There are several constructs for aligning mathematics in LaTeX, and common packages. Here we are concerned with the large scale alignments where one or more equations are displayed in a grid, such as eqnarray, in standard LaTeX, and a suite of constructs of the amsmath packages. The arrangements are worth preserving as they often convey important information to the reader by the grouping, or by drawing attention to similarities or differences in the formula. At the same time, the individual fragments within the grid cells often have little ‘meaning’ on their own: it is subsequences of these fragments that represent the logical mathematical objects or formula. Thus, we would also like to recognize those sequences and synthesize complete formula for use in content-oriented services. We therefore have to devise an XML structure to represent this duality, as well as developing strategies for inferring and rearranging the mathematics as it was authored into the desired form.

The needed structure shares some characteristics with XMDual,
*which needs to be described*,
but needs to resided at the document level, containing several,
possibly numbered, equations each of which provide two views.
Additional objects, such as textual insertions (such as amsmath’s `\intertext`

),
must also be accomodated.

The following XML is used to represent these structures:

<ltx:equationgroup>

<ltx:equation>

<ltx:MathFork>

<ltx:Math>logical math here</ltx:Math>

<ltx:MathBranch>

<ltx:td><ltx:Math>cell math</ltx:Math></ltx:td>…

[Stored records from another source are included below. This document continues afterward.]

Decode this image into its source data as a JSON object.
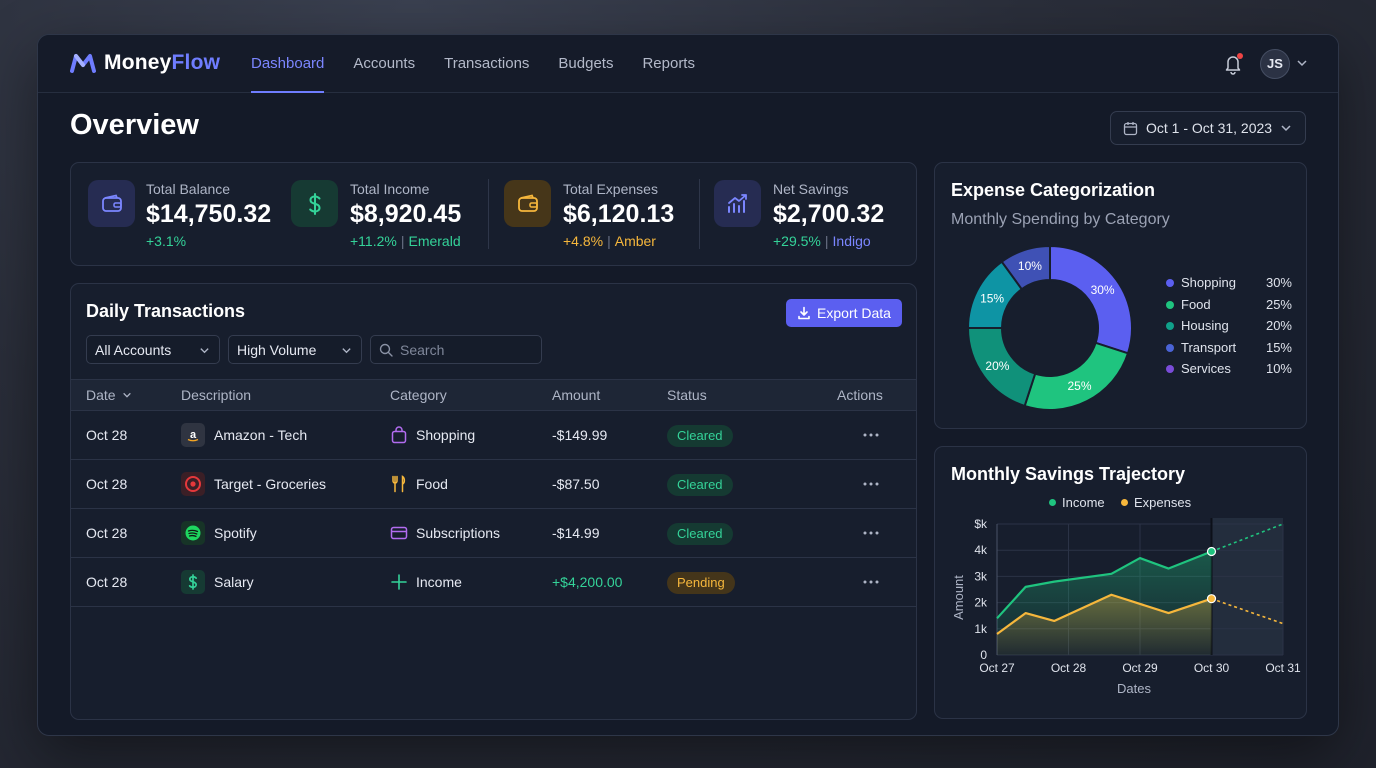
{
  "app": {
    "logo_part1": "Money",
    "logo_part2": "Flow",
    "nav": [
      "Dashboard",
      "Accounts",
      "Transactions",
      "Budgets",
      "Reports"
    ],
    "active_nav": "Dashboard",
    "user_initials": "JS"
  },
  "page": {
    "title": "Overview",
    "date_range": "Oct 1 - Oct 31, 2023"
  },
  "stats": [
    {
      "label": "Total Balance",
      "value": "$14,750.32",
      "change": "+3.1%",
      "note": "",
      "icon": "wallet-icon",
      "color": "#6f7dff"
    },
    {
      "label": "Total Income",
      "value": "$8,920.45",
      "change": "+11.2%",
      "note": "Emerald",
      "icon": "dollar-icon",
      "color": "#34d399"
    },
    {
      "label": "Total Expenses",
      "value": "$6,120.13",
      "change": "+4.8%",
      "note": "Amber",
      "icon": "wallet-icon",
      "color": "#f6b73c"
    },
    {
      "label": "Net Savings",
      "value": "$2,700.32",
      "change": "+29.5%",
      "note": "Indigo",
      "icon": "trend-chart-icon",
      "color": "#6f7dff"
    }
  ],
  "transactions": {
    "title": "Daily Transactions",
    "export_label": "Export Data",
    "filter_accounts": "All Accounts",
    "filter_volume": "High Volume",
    "search_placeholder": "Search",
    "columns": [
      "Date",
      "Description",
      "Category",
      "Amount",
      "Status",
      "Actions"
    ],
    "rows": [
      {
        "date": "Oct 28",
        "description": "Amazon - Tech",
        "desc_icon": "amazon-icon",
        "category": "Shopping",
        "cat_icon": "shopping-bag-icon",
        "amount": "-$149.99",
        "status": "Cleared"
      },
      {
        "date": "Oct 28",
        "description": "Target - Groceries",
        "desc_icon": "target-icon",
        "category": "Food",
        "cat_icon": "fork-knife-icon",
        "amount": "-$87.50",
        "status": "Cleared"
      },
      {
        "date": "Oct 28",
        "description": "Spotify",
        "desc_icon": "spotify-icon",
        "category": "Subscriptions",
        "cat_icon": "card-icon",
        "amount": "-$14.99",
        "status": "Cleared"
      },
      {
        "date": "Oct 28",
        "description": "Salary",
        "desc_icon": "dollar-icon",
        "category": "Income",
        "cat_icon": "plus-icon",
        "amount": "+$4,200.00",
        "status": "Pending"
      }
    ]
  },
  "expense_card": {
    "title": "Expense Categorization",
    "subtitle": "Monthly Spending by Category"
  },
  "savings_card": {
    "title": "Monthly Savings Trajectory"
  },
  "chart_data": [
    {
      "type": "pie",
      "title": "Expense Categorization",
      "subtitle": "Monthly Spending by Category",
      "donut": true,
      "legend_position": "right",
      "categories": [
        "Shopping",
        "Food",
        "Housing",
        "Transport",
        "Services"
      ],
      "values": [
        30,
        25,
        20,
        15,
        10
      ],
      "labels": [
        "30%",
        "25%",
        "20%",
        "15%",
        "10%"
      ],
      "colors": [
        "#5b5ff0",
        "#1fc47f",
        "#10917a",
        "#0e94a4",
        "#3f51b5"
      ],
      "legend_colors": [
        "#5b5ff0",
        "#1fc47f",
        "#10a08a",
        "#4a63d6",
        "#7a4cd9"
      ]
    },
    {
      "type": "line",
      "title": "Monthly Savings Trajectory",
      "xlabel": "Dates",
      "ylabel": "Amount",
      "x": [
        "Oct 27",
        "Oct 28",
        "Oct 29",
        "Oct 30",
        "Oct 31"
      ],
      "yticks": [
        "0",
        "1k",
        "2k",
        "3k",
        "4k",
        "$k"
      ],
      "ylim": [
        0,
        5000
      ],
      "legend_position": "top",
      "series": [
        {
          "name": "Income",
          "color": "#1fc47f",
          "actual": [
            [
              0,
              1400
            ],
            [
              0.4,
              2600
            ],
            [
              0.8,
              2800
            ],
            [
              1.6,
              3100
            ],
            [
              2.0,
              3700
            ],
            [
              2.4,
              3300
            ],
            [
              3.0,
              3950
            ]
          ],
          "projected": [
            [
              3.0,
              3950
            ],
            [
              4.0,
              5000
            ]
          ]
        },
        {
          "name": "Expenses",
          "color": "#f6b73c",
          "actual": [
            [
              0,
              800
            ],
            [
              0.4,
              1600
            ],
            [
              0.8,
              1300
            ],
            [
              1.6,
              2300
            ],
            [
              2.4,
              1600
            ],
            [
              3.0,
              2150
            ]
          ],
          "projected": [
            [
              3.0,
              2150
            ],
            [
              4.0,
              1200
            ]
          ]
        }
      ],
      "forecast_start": "Oct 30"
    }
  ]
}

<ltx:tr><ltx:td><ltx:Math>…

</ltx:MathBranch>

</ltx:MathFork>

</ltx:equation>

<ltx:text>inter-text</ltx:text>

…more text or equations

</ltx:equationgroup>

Typically, the contents of the MathBranch will be a sequence of td, each containing an Math, or of tr, each containing sequence of such td. This structure can thus represent both eqnarray where a logical equation consists of one or more complete rows, as well as AMS’ aligned where equations consist of pairs of columns. The XSLT transformation that converts to end formats recognizes which case and lays out appropriately.

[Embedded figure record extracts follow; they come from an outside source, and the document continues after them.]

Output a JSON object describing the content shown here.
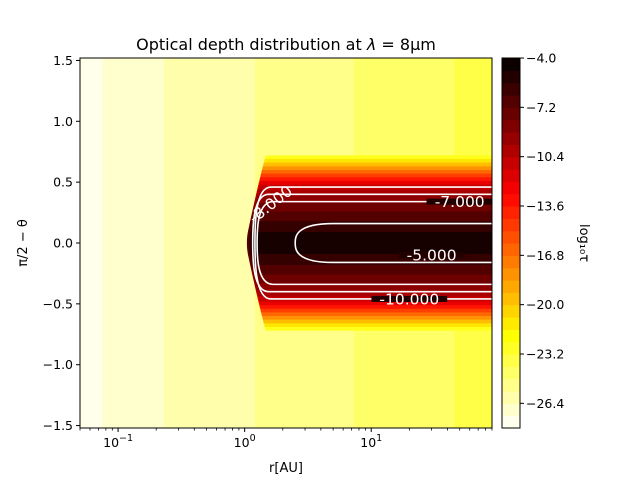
{
  "chart_data": {
    "type": "heatmap",
    "title_prefix": "Optical depth distribution at ",
    "title_symbol": "λ",
    "title_suffix": " = 8μm",
    "xlabel": "r[AU]",
    "ylabel": "π/2 − θ",
    "colorbar_label": "log₁₀τ",
    "x_scale": "log",
    "xlim": [
      0.05,
      90
    ],
    "ylim": [
      -1.52,
      1.52
    ],
    "x_ticks": [
      {
        "value": 0.1,
        "base": "10",
        "exp": "−1"
      },
      {
        "value": 1,
        "base": "10",
        "exp": "0"
      },
      {
        "value": 10,
        "base": "10",
        "exp": "1"
      }
    ],
    "y_ticks": [
      {
        "value": 1.5,
        "label": "1.5"
      },
      {
        "value": 1.0,
        "label": "1.0"
      },
      {
        "value": 0.5,
        "label": "0.5"
      },
      {
        "value": 0.0,
        "label": "0.0"
      },
      {
        "value": -0.5,
        "label": "−0.5"
      },
      {
        "value": -1.0,
        "label": "−1.0"
      },
      {
        "value": -1.5,
        "label": "−1.5"
      }
    ],
    "colorbar": {
      "min": -28.0,
      "max": -4.0,
      "ticks": [
        {
          "value": -4.0,
          "label": "−4.0"
        },
        {
          "value": -7.2,
          "label": "−7.2"
        },
        {
          "value": -10.4,
          "label": "−10.4"
        },
        {
          "value": -13.6,
          "label": "−13.6"
        },
        {
          "value": -16.8,
          "label": "−16.8"
        },
        {
          "value": -20.0,
          "label": "−20.0"
        },
        {
          "value": -23.2,
          "label": "−23.2"
        },
        {
          "value": -26.4,
          "label": "−26.4"
        }
      ]
    },
    "background_bands": [
      {
        "x0": 0.05,
        "x1": 0.075,
        "log_tau": -27.5
      },
      {
        "x0": 0.075,
        "x1": 0.23,
        "log_tau": -26.8
      },
      {
        "x0": 0.23,
        "x1": 1.2,
        "log_tau": -26.0
      },
      {
        "x0": 1.2,
        "x1": 7.2,
        "log_tau": -25.2
      },
      {
        "x0": 7.2,
        "x1": 45,
        "log_tau": -24.4
      },
      {
        "x0": 45,
        "x1": 90,
        "log_tau": -23.6
      }
    ],
    "disk": {
      "inner_edge_r": 1.2,
      "layers": [
        {
          "y_abs": 0.72,
          "log_tau": -22.5
        },
        {
          "y_abs": 0.69,
          "log_tau": -21.0
        },
        {
          "y_abs": 0.66,
          "log_tau": -19.5
        },
        {
          "y_abs": 0.63,
          "log_tau": -18.0
        },
        {
          "y_abs": 0.6,
          "log_tau": -16.5
        },
        {
          "y_abs": 0.57,
          "log_tau": -15.0
        },
        {
          "y_abs": 0.54,
          "log_tau": -13.5
        },
        {
          "y_abs": 0.51,
          "log_tau": -12.0
        },
        {
          "y_abs": 0.48,
          "log_tau": -10.8
        },
        {
          "y_abs": 0.44,
          "log_tau": -9.8
        },
        {
          "y_abs": 0.39,
          "log_tau": -8.8
        },
        {
          "y_abs": 0.33,
          "log_tau": -7.8
        },
        {
          "y_abs": 0.26,
          "log_tau": -6.8
        },
        {
          "y_abs": 0.18,
          "log_tau": -5.8
        },
        {
          "y_abs": 0.09,
          "log_tau": -4.8
        }
      ]
    },
    "contours": [
      {
        "level_label": "-10.000",
        "half_height": 0.46,
        "r_start": 1.25,
        "label_r": 20,
        "label_y": -0.46
      },
      {
        "level_label": "-8.000",
        "half_height": 0.4,
        "r_start": 1.2,
        "label_r": 1.6,
        "label_y": 0.32
      },
      {
        "level_label": "-7.000",
        "half_height": 0.34,
        "r_start": 1.3,
        "label_r": 50,
        "label_y": 0.34
      },
      {
        "level_label": "-5.000",
        "half_height": 0.16,
        "r_start": 2.6,
        "label_r": 30,
        "label_y": -0.1
      }
    ]
  }
}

In most cases, the material that will yield a MathFork is given as a set of partial math expressions representing rows and/or columnns; these must be concatenated (and parsed) to form the composite logical expression.

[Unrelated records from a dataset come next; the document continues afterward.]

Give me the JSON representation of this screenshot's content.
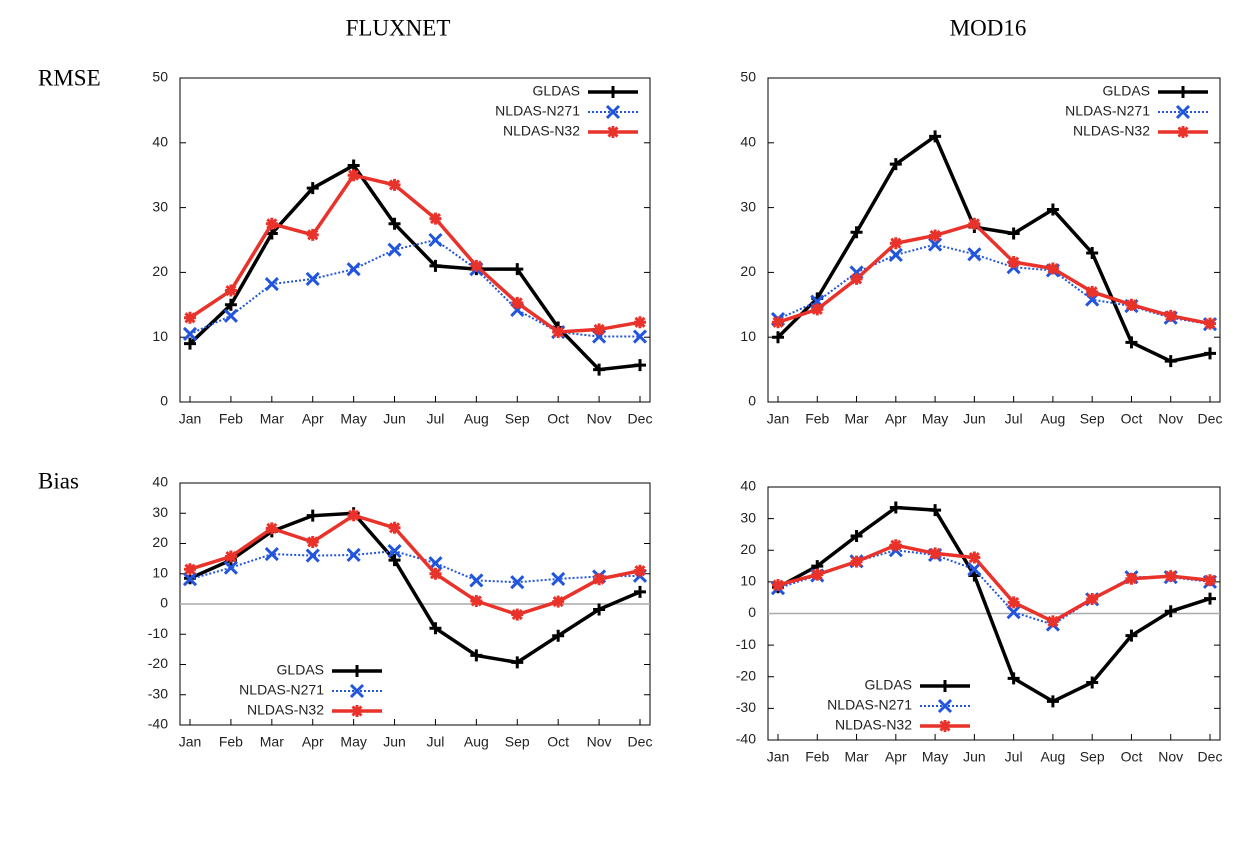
{
  "columns": [
    "FLUXNET",
    "MOD16"
  ],
  "rows": [
    "RMSE",
    "Bias"
  ],
  "chart_data": [
    {
      "type": "line",
      "categories": [
        "Jan",
        "Feb",
        "Mar",
        "Apr",
        "May",
        "Jun",
        "Jul",
        "Aug",
        "Sep",
        "Oct",
        "Nov",
        "Dec"
      ],
      "ylim": [
        0,
        50
      ],
      "yticks": [
        0,
        10,
        20,
        30,
        40,
        50
      ],
      "legend": "upper right",
      "zero_line": false,
      "series": [
        {
          "name": "GLDAS",
          "color": "#000000",
          "marker": "plus",
          "linestyle": "solid",
          "values": [
            9,
            15,
            26,
            33,
            36.5,
            27.5,
            21,
            20.5,
            20.5,
            11.5,
            5,
            5.7
          ]
        },
        {
          "name": "NLDAS-N271",
          "color": "#2255dd",
          "marker": "cross",
          "linestyle": "dotted",
          "values": [
            10.5,
            13.3,
            18.2,
            19,
            20.5,
            23.5,
            25,
            20.5,
            14.2,
            10.8,
            10.1,
            10.1
          ]
        },
        {
          "name": "NLDAS-N32",
          "color": "#e8322a",
          "marker": "star",
          "linestyle": "solid",
          "values": [
            13,
            17.2,
            27.5,
            25.8,
            35,
            33.5,
            28.3,
            21,
            15.3,
            10.8,
            11.2,
            12.3
          ]
        }
      ]
    },
    {
      "type": "line",
      "categories": [
        "Jan",
        "Feb",
        "Mar",
        "Apr",
        "May",
        "Jun",
        "Jul",
        "Aug",
        "Sep",
        "Oct",
        "Nov",
        "Dec"
      ],
      "ylim": [
        0,
        50
      ],
      "yticks": [
        0,
        10,
        20,
        30,
        40,
        50
      ],
      "legend": "upper right",
      "zero_line": false,
      "series": [
        {
          "name": "GLDAS",
          "color": "#000000",
          "marker": "plus",
          "linestyle": "solid",
          "values": [
            10,
            16,
            26.2,
            36.7,
            41,
            27,
            26,
            29.7,
            23,
            9.2,
            6.3,
            7.5
          ]
        },
        {
          "name": "NLDAS-N271",
          "color": "#2255dd",
          "marker": "cross",
          "linestyle": "dotted",
          "values": [
            12.8,
            15.5,
            20,
            22.7,
            24.3,
            22.8,
            20.8,
            20.3,
            15.8,
            14.8,
            13,
            12
          ]
        },
        {
          "name": "NLDAS-N32",
          "color": "#e8322a",
          "marker": "star",
          "linestyle": "solid",
          "values": [
            12.3,
            14.3,
            19,
            24.5,
            25.7,
            27.5,
            21.6,
            20.6,
            17,
            15,
            13.3,
            12.1
          ]
        }
      ]
    },
    {
      "type": "line",
      "categories": [
        "Jan",
        "Feb",
        "Mar",
        "Apr",
        "May",
        "Jun",
        "Jul",
        "Aug",
        "Sep",
        "Oct",
        "Nov",
        "Dec"
      ],
      "ylim": [
        -40,
        40
      ],
      "yticks": [
        -40,
        -30,
        -20,
        -10,
        0,
        10,
        20,
        30,
        40
      ],
      "legend": "lower left",
      "zero_line": true,
      "series": [
        {
          "name": "GLDAS",
          "color": "#000000",
          "marker": "plus",
          "linestyle": "solid",
          "values": [
            8.5,
            14.5,
            24,
            29.2,
            30,
            14.5,
            -8,
            -17,
            -19.3,
            -10.5,
            -1.8,
            4
          ]
        },
        {
          "name": "NLDAS-N271",
          "color": "#2255dd",
          "marker": "cross",
          "linestyle": "dotted",
          "values": [
            8.2,
            12,
            16.5,
            16,
            16.2,
            17.5,
            13.5,
            7.8,
            7.2,
            8.3,
            9.1,
            9.3
          ]
        },
        {
          "name": "NLDAS-N32",
          "color": "#e8322a",
          "marker": "star",
          "linestyle": "solid",
          "values": [
            11.5,
            15.7,
            25,
            20.5,
            29.3,
            25.2,
            10,
            1,
            -3.5,
            0.8,
            8.2,
            11
          ]
        }
      ]
    },
    {
      "type": "line",
      "categories": [
        "Jan",
        "Feb",
        "Mar",
        "Apr",
        "May",
        "Jun",
        "Jul",
        "Aug",
        "Sep",
        "Oct",
        "Nov",
        "Dec"
      ],
      "ylim": [
        -40,
        40
      ],
      "yticks": [
        -40,
        -30,
        -20,
        -10,
        0,
        10,
        20,
        30,
        40
      ],
      "legend": "lower left",
      "zero_line": true,
      "series": [
        {
          "name": "GLDAS",
          "color": "#000000",
          "marker": "plus",
          "linestyle": "solid",
          "values": [
            8.3,
            15,
            24.5,
            33.5,
            32.7,
            12,
            -20.5,
            -27.8,
            -21.8,
            -7,
            0.7,
            4.7
          ]
        },
        {
          "name": "NLDAS-N271",
          "color": "#2255dd",
          "marker": "cross",
          "linestyle": "dotted",
          "values": [
            8,
            12,
            16.5,
            20,
            18.5,
            14,
            0.4,
            -3.5,
            4.5,
            11.5,
            11.5,
            10
          ]
        },
        {
          "name": "NLDAS-N32",
          "color": "#e8322a",
          "marker": "star",
          "linestyle": "solid",
          "values": [
            9,
            12.3,
            16.4,
            21.6,
            19,
            17.7,
            3.5,
            -2.5,
            4.6,
            11,
            11.8,
            10.5
          ]
        }
      ]
    }
  ]
}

Any ID’s within the expressions (and references to them) must be modified to avoid duplicate ids. Moreover, a useful application associates the displayed tokens from the aligned presentation of the MathBranch with the presumably semantic tokens in the logcal content of the main branch of the MathFork. Thus, we desire that the IDs in the two branches to have a known relationship; in particular, those in the branch should have .fork1 appended.